Share

Bab 5

Author: Sherlys01
last update Last Updated: 2025-09-29 20:04:56

William tampak tertegun. Ia tak menyangka kalau Eva memperkenalkan dirinya begitu saja. Lalu bibirnya perlahan membentuk senyuman lembut.

“Eva ya? Nama yang sangat indah.”

Eva langsung menoleh ke arah William, “indah apanya? Namaku ini ‘kan tergolong pasaran dan terdengar biasa saja…”

William mendorong kursi roda Eva dan berkeliling di sekitar taman. Eva hanya duduk diam sambil mengamati bunga-bunga yang melewatinya.

“Kamu tahu nggak kalau nama kamu itu sebenarnya punya arti yang sangat indah, bahkan jauh lebih indah dibandingkan bunga-bunga ini.”

Eva menggelengkan kepalanya, “memangnya ada nama yang lebih bagus daripada nama bunga?”

“Tentu saja ada.

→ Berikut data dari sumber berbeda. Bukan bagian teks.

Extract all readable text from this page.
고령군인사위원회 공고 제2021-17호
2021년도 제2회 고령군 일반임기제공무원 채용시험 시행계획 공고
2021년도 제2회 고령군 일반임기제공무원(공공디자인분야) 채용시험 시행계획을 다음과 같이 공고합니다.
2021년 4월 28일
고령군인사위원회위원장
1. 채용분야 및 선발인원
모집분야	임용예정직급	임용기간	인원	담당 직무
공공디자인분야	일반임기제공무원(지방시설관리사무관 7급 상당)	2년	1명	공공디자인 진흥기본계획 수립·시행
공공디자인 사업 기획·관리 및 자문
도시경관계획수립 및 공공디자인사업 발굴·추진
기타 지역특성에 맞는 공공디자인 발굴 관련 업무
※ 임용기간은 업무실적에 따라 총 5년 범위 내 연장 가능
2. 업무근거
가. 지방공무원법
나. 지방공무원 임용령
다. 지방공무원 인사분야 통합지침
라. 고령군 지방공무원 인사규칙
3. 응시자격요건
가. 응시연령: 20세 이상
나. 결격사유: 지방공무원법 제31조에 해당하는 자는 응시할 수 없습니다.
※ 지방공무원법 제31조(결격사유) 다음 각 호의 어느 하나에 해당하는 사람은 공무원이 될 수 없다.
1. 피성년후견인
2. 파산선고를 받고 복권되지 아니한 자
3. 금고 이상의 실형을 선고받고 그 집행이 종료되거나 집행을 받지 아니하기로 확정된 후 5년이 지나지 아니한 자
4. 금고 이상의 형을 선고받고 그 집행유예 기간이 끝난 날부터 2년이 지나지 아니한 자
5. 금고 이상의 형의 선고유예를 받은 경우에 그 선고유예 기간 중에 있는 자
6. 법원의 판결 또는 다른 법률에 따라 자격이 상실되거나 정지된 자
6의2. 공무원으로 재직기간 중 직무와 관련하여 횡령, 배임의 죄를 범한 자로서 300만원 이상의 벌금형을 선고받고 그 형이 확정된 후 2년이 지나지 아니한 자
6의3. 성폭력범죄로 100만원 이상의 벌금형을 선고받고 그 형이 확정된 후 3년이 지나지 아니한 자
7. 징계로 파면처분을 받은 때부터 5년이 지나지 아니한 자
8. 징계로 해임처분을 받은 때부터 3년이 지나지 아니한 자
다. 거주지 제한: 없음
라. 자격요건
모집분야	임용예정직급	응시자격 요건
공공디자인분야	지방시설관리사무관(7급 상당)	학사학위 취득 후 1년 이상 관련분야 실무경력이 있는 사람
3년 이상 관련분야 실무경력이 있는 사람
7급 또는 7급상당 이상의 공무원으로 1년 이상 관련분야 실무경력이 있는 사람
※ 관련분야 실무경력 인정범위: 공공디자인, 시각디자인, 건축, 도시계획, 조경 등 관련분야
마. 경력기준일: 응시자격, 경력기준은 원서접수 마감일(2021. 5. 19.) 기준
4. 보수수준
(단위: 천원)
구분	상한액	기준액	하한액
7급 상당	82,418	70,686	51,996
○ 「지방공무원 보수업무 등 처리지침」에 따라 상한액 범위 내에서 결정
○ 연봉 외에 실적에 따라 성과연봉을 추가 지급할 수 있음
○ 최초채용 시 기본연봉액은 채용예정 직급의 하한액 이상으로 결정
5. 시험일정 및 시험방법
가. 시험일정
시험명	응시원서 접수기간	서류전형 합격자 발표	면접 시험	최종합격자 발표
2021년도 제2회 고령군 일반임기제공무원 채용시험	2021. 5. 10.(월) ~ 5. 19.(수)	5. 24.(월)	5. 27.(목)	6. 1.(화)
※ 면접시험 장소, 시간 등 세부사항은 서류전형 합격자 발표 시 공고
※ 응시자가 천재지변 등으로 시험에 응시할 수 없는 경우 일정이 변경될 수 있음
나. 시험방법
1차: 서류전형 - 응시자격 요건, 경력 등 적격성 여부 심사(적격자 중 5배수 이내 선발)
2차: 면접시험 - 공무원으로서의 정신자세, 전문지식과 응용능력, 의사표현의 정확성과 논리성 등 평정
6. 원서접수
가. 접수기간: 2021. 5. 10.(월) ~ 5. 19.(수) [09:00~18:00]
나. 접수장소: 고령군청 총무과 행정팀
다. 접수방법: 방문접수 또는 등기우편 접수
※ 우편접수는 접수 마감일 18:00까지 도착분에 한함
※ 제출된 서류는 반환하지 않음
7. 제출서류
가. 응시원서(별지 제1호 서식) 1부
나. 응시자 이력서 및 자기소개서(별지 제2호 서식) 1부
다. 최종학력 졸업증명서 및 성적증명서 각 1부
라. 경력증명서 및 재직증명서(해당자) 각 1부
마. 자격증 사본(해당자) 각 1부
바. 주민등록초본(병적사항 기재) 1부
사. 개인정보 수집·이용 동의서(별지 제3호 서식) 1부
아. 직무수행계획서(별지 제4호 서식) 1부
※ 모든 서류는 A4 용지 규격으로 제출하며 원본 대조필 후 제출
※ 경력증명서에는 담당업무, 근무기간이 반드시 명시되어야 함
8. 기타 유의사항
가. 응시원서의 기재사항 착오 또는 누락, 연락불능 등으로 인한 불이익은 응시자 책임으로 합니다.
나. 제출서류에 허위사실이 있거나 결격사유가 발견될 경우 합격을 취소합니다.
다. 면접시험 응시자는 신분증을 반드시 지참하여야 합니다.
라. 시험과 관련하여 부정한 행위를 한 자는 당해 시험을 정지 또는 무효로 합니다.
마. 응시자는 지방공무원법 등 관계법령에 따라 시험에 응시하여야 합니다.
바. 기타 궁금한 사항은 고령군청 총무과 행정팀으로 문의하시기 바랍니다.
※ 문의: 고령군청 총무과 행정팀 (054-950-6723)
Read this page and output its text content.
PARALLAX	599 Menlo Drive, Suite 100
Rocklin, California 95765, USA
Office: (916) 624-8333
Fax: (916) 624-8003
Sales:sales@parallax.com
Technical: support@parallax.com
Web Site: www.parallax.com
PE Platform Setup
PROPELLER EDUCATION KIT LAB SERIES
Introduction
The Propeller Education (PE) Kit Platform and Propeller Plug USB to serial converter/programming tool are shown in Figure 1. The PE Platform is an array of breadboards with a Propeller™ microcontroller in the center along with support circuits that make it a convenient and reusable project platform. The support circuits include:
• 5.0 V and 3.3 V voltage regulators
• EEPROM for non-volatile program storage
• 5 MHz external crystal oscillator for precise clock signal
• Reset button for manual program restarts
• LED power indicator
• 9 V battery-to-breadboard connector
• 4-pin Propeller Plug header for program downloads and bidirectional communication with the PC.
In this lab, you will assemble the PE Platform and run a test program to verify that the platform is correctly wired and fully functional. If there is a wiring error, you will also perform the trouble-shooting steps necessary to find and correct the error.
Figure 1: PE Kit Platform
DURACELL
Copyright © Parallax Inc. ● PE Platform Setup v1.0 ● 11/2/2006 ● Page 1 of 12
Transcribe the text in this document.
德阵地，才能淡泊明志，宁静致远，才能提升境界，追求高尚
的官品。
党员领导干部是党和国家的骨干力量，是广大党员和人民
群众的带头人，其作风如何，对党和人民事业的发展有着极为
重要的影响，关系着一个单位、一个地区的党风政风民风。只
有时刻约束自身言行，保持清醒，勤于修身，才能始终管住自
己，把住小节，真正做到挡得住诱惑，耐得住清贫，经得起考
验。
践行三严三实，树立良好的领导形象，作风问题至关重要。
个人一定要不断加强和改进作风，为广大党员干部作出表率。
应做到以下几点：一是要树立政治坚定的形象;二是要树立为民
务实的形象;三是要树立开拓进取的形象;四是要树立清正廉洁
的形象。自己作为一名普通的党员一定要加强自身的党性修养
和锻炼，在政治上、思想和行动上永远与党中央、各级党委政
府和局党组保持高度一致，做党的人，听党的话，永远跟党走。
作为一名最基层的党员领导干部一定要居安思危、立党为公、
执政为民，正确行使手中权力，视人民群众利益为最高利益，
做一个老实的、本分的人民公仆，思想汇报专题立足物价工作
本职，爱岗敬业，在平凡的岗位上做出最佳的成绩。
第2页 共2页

Salah satunya adalah namamu sendiri, Nama ‘Eva’ sebenarnya memiliki arti ‘hidup’ atau bisa juga ‘pemberi kehidupan’. Sangat indah ‘kan?”

Eva terkejut mendengarnya, ia tidak mengatakan apapun. Bahkan dirinya sendiri tidak menyangka kalau namanya memiliki makna yang cukup dalam.

William menghentikan langkahnya, lalu ia berlutut sehingga wajahnya sejajar dengan Eva.

“Kamu mau apa?” tanya Eva dengan bingung.

William tidak menjawab, ia hanya tersenyum lalu mengambil bunga yang ada di tangan Eva dan menyelipkannya di telinga Eva.

“Teruslah hidup dan berjuanglah untuk mengejar impianmu sendiri. Masih ada banyak hal yang bisa kamu lakukan kedepannya nanti.”

Bola mata Eva membesar, matanya mulai berkaca-kaca hingga akhirnya air matanya jatuh dari ujung matanya.

“Eh, jangan nangis dong. Nanti kalau ada orang yang lihat dan salah paham gimana?” William mengusap air matanya dengan lembut.

Eva merasa malu dan ia segera memalingkan wajahnya. “Aku nggak nangis kok…”

William terkekeh kecil, “sudah cukup jalan-jalannya? Mau masuk ke dalam?”

Eva mengangguk pelan. William bangkit berdiri dan mendorong kursi roda masuk ke rumah sakit. Eva diam-diam menggenggam erat celananya, di mulutnya terlihat samar-samar senyuman tipis.

----

Dua hari kemudian, dokter memeriksa keadaan Eva.

“Hm. Secara keseluruhan, kondisinya tubuhnya sudah semakin membaik. Luka sudah mulai kering, sudah tidak ada pendarahan lagi. Jadi, kamu sudah bisa keluar dari rumah sakit besok.”

Dokter menoleh ke arah William, “untuk pihak keluarga, dimohon untuk segera membayar biaya pengobatannya ya.”

William mengangguk, “saya mengerti. Terima kasih atas bantuannya.”

Dokter tersebut membungkukkan badan dan pergi keluar dari bangsal. Eva hanya duduk di kasur sambil melamun.

“Kamu sedang memikirkan apa?”

Eva menoleh, “hm? Oh… aku hanya memikirkan cara mengumpulkan uang untuk bayar biaya rumah sakit. Sudah hampir sebulan aku disini, pasti biayanya sangat mahal ya…”

William menghela nafas pelan, “untuk apa kamu memikirkan itu? Aku sudah bayar kok.”

Mata Eva melebar, ia menatap William dengan tak percaya.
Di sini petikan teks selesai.